絵里子と瞳が滝に打たれることになるのは、ご想像通りだったようですね。(笑)

>瞳も絵里子も「こうなるかもしれない」ことを事前に知っていたのでしょうか?
最終回の後なのでネタをバラしますが、
いわゆる「ウェット」に瞳が興味あることを絵里子が見抜いていたことはストーリーの中で判明している通りです。
逆に、瞳が絵里子のことをどのように見ていたか・・・は、
実はストーリの中では曖昧にしています。
しかし、「絵里子は瞳と目が合った・・・。絵里子はハッと驚いた。絵里子のほうを見ながら微笑んだかと思うと瞳は~~」という箇所などに、最後の結末へ導入するための伏線をはったつもりです。

どこまで伝わったか分かりませんが、瞳は、四つん這いになって一行をちょっと脅かせれば、絵里子は何らかのアクションを起こすのではないか(もっといえば、絵里子はリクスー姿でずぶ濡れになりながら自分のところに来るはず)と計算していたことを前提にストーリを書きました。

つまり、瞳は、自分と同じ匂いを絵里子に感じていて、「それを確かめるため」に四つん這いになって、絵里子に「ずぶ濡れになるチャンスを与えた」ことになります。

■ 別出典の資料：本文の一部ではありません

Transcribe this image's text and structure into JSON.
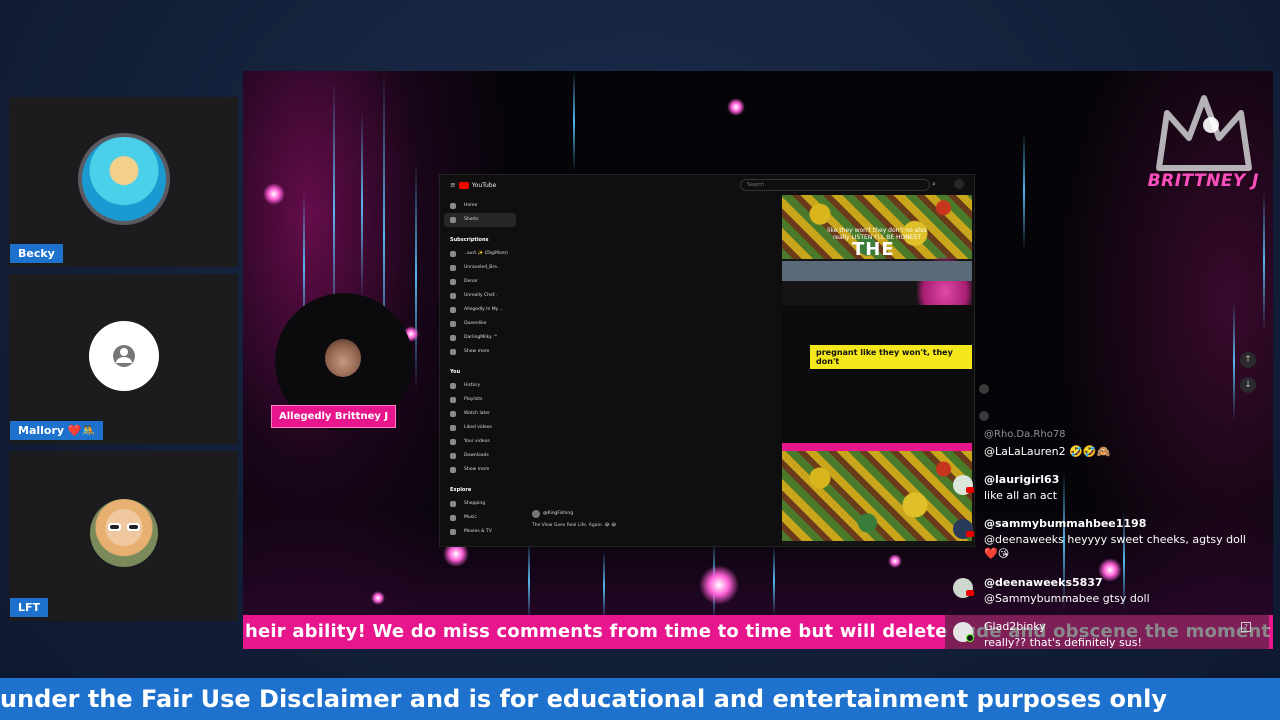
{
  "participants": [
    {
      "name": "Becky",
      "avatar": "becky-avatar"
    },
    {
      "name": "Mallory ❤️🤼",
      "avatar": "user-placeholder-icon"
    },
    {
      "name": "LFT",
      "avatar": "lft-avatar"
    }
  ],
  "stream": {
    "host_label": "Allegedly Brittney J",
    "brand": "BRITTNEY J",
    "ticker": "heir ability! We do miss comments from time to time but will delete rude and obscene the moment"
  },
  "youtube": {
    "logo": "YouTube",
    "search_placeholder": "Search",
    "nav": [
      "Home",
      "Shorts"
    ],
    "subscriptions_head": "Subscriptions",
    "subscriptions": [
      "..ourt ✨ (DigiMom)",
      "Unraveled_Bre..",
      "Denar",
      "Unreally Chef..",
      "Allegedly In My ..",
      "Queenlike",
      "DarlingMilky ™"
    ],
    "show_more": "Show more",
    "you_head": "You",
    "you_items": [
      "History",
      "Playlists",
      "Watch later",
      "Liked videos",
      "Your videos",
      "Downloads"
    ],
    "show_more_2": "Show more",
    "explore_head": "Explore",
    "explore_items": [
      "Shopping",
      "Music",
      "Movies & TV"
    ],
    "short_caption": "like they won't they don't no also really LISTEN I'LL BE HONEST",
    "short_title": "THE",
    "yellow_caption": "pregnant like they won't, they don't",
    "channel": "@KingFishing",
    "video_meta": "The View Goes Real Life. Again. 😂 😂"
  },
  "chat": [
    {
      "user": "@Rho.Da.Rho78",
      "text": "@LaLaLauren2 🤣🤣🙈",
      "faded": true
    },
    {
      "user": "@laurigirl63",
      "text": "like all an act",
      "faded": false
    },
    {
      "user": "@sammybummahbee1198",
      "text": "@deenaweeks heyyyy sweet cheeks, agtsy doll ❤️😘",
      "faded": false
    },
    {
      "user": "@deenaweeks5837",
      "text": "@Sammybummabee gtsy doll",
      "faded": false
    },
    {
      "user": "Glad2binky",
      "text": "really?? that's definitely sus!",
      "faded": false
    }
  ],
  "banner": "under the Fair Use Disclaimer and is for educational and entertainment purposes only",
  "colors": {
    "accent_blue": "#1e72ce",
    "accent_pink": "#e8168c"
  }
}
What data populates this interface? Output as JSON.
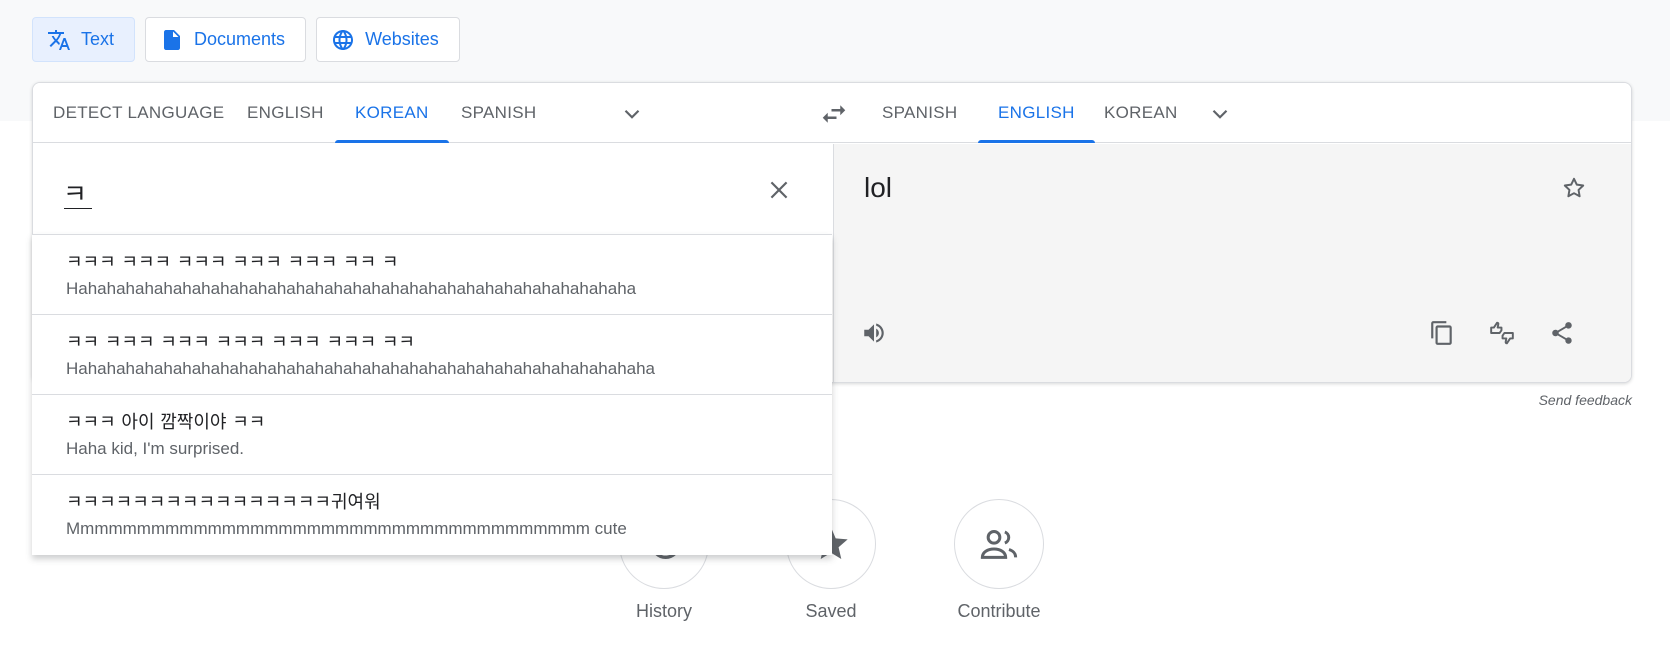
{
  "mode_tabs": [
    {
      "label": "Text",
      "icon": "translate-icon",
      "active": true
    },
    {
      "label": "Documents",
      "icon": "document-icon",
      "active": false
    },
    {
      "label": "Websites",
      "icon": "globe-icon",
      "active": false
    }
  ],
  "source_langs": [
    {
      "label": "DETECT LANGUAGE",
      "active": false
    },
    {
      "label": "ENGLISH",
      "active": false
    },
    {
      "label": "KOREAN",
      "active": true
    },
    {
      "label": "SPANISH",
      "active": false
    }
  ],
  "target_langs": [
    {
      "label": "SPANISH",
      "active": false
    },
    {
      "label": "ENGLISH",
      "active": true
    },
    {
      "label": "KOREAN",
      "active": false
    }
  ],
  "source": {
    "text": "ㅋ"
  },
  "target": {
    "text": "lol"
  },
  "suggestions": [
    {
      "source": "ㅋㅋㅋ ㅋㅋㅋ ㅋㅋㅋ ㅋㅋㅋ ㅋㅋㅋ ㅋㅋ ㅋ",
      "translation": "Hahahahahahahahahahahahahahahahahahahahahahahahahahahahahaha"
    },
    {
      "source": "ㅋㅋ ㅋㅋㅋ ㅋㅋㅋ ㅋㅋㅋ ㅋㅋㅋ ㅋㅋㅋ ㅋㅋ",
      "translation": "Hahahahahahahahahahahahahahahahahahahahahahahahahahahahahahaha"
    },
    {
      "source": "ㅋㅋㅋ 아이 깜짝이야 ㅋㅋ",
      "translation": "Haha kid, I'm surprised."
    },
    {
      "source": "ㅋㅋㅋㅋㅋㅋㅋㅋㅋㅋㅋㅋㅋㅋㅋㅋ귀여워",
      "translation": "Mmmmmmmmmmmmmmmmmmmmmmmmmmmmmmmmmmmmm cute"
    }
  ],
  "feedback": {
    "label": "Send feedback"
  },
  "bottom_actions": [
    {
      "label": "History",
      "icon": "history-icon"
    },
    {
      "label": "Saved",
      "icon": "star-icon"
    },
    {
      "label": "Contribute",
      "icon": "people-icon"
    }
  ],
  "colors": {
    "accent": "#1a73e8",
    "muted": "#5f6368",
    "border": "#dadce0"
  }
}
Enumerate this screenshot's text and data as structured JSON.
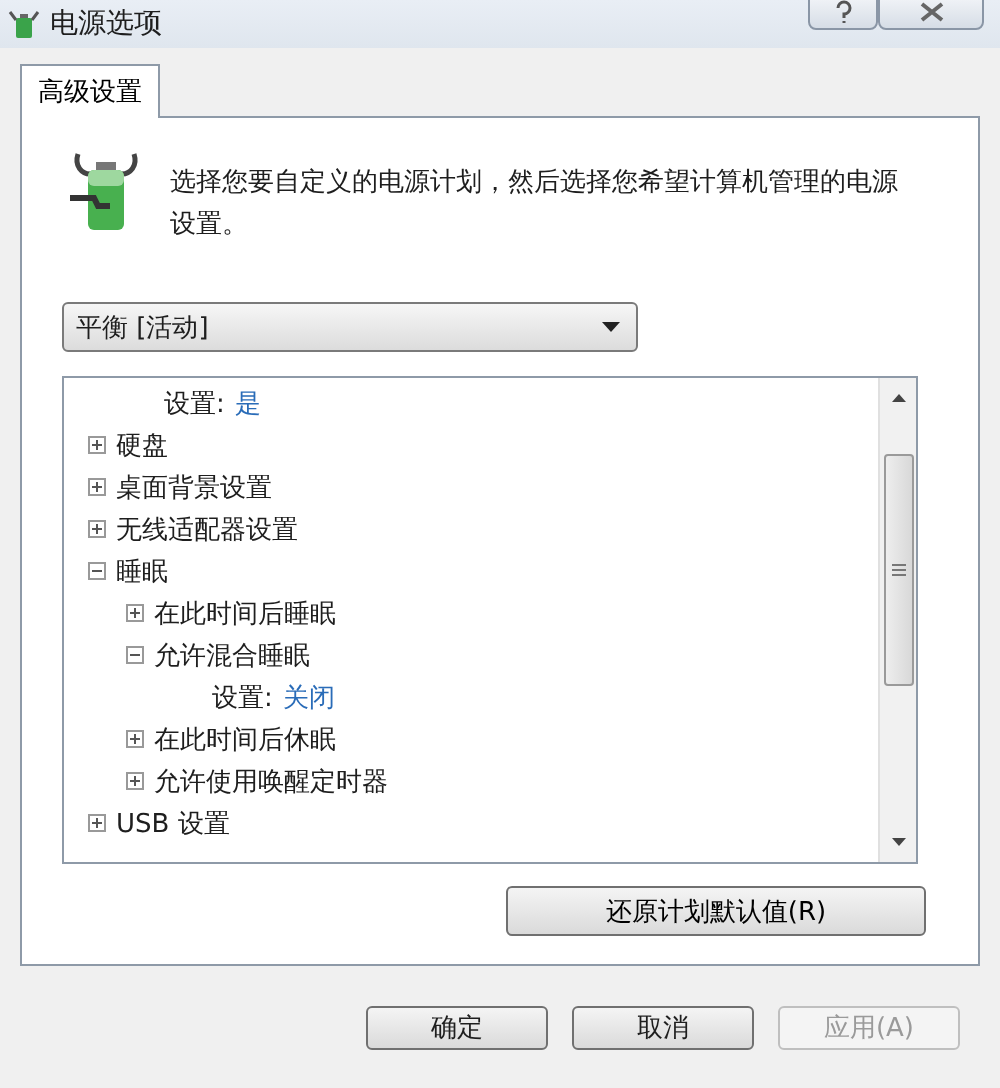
{
  "window": {
    "title": "电源选项"
  },
  "tabs": [
    {
      "label": "高级设置",
      "selected": true
    }
  ],
  "description": "选择您要自定义的电源计划，然后选择您希望计算机管理的电源设置。",
  "plan_dropdown": {
    "value": "平衡 [活动]"
  },
  "tree": [
    {
      "kind": "setting",
      "label": "设置:",
      "value": "是"
    },
    {
      "kind": "group",
      "label": "硬盘",
      "expanded": false
    },
    {
      "kind": "group",
      "label": "桌面背景设置",
      "expanded": false
    },
    {
      "kind": "group",
      "label": "无线适配器设置",
      "expanded": false
    },
    {
      "kind": "group",
      "label": "睡眠",
      "expanded": true,
      "children": [
        {
          "kind": "group",
          "label": "在此时间后睡眠",
          "expanded": false
        },
        {
          "kind": "group",
          "label": "允许混合睡眠",
          "expanded": true,
          "children": [
            {
              "kind": "setting",
              "label": "设置:",
              "value": "关闭"
            }
          ]
        },
        {
          "kind": "group",
          "label": "在此时间后休眠",
          "expanded": false
        },
        {
          "kind": "group",
          "label": "允许使用唤醒定时器",
          "expanded": false
        }
      ]
    },
    {
      "kind": "group",
      "label": "USB 设置",
      "expanded": false
    }
  ],
  "restore_button": "还原计划默认值(R)",
  "buttons": [
    {
      "label": "确定",
      "disabled": false
    },
    {
      "label": "取消",
      "disabled": false
    },
    {
      "label": "应用(A)",
      "disabled": true
    }
  ]
}
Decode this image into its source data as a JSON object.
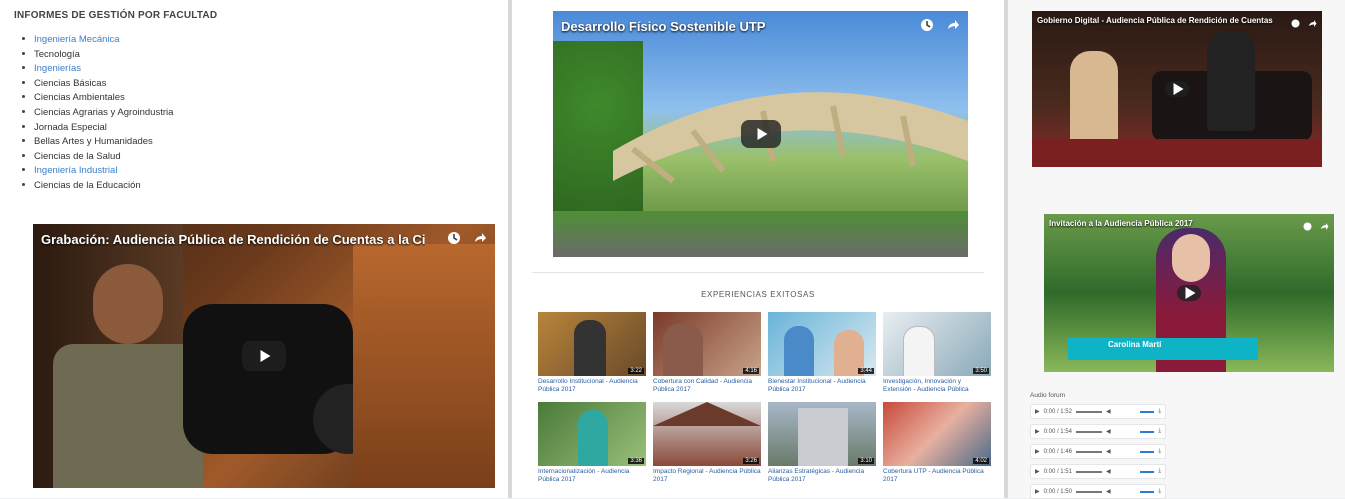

その結果、瞳の推測はあたり、絵里子の願望は叶うことになったわけです。

ついに、待望のクライマックスの登場ですね。
二人が多岐に打たれるという展開は、やはり私の予想どおりでした。
特に、最初の方の「全く無意味な行為」は、その仕草を想像して非常に刺激がありました。
大浴場に入るときは、滝に打たれるときに比べ、
1.暖かいお湯であること
2.すでに濡れていること
からして、気持ちのハードルはずっと低くなっていたかと思います。
それにしても、瞳も絵里子も「こうなるかもしれない」ことを事前に知っていたのでしょうか?もし、知っていたら確信犯ですね。まあ、このあたりは「ご想像にお任せします」ですよね。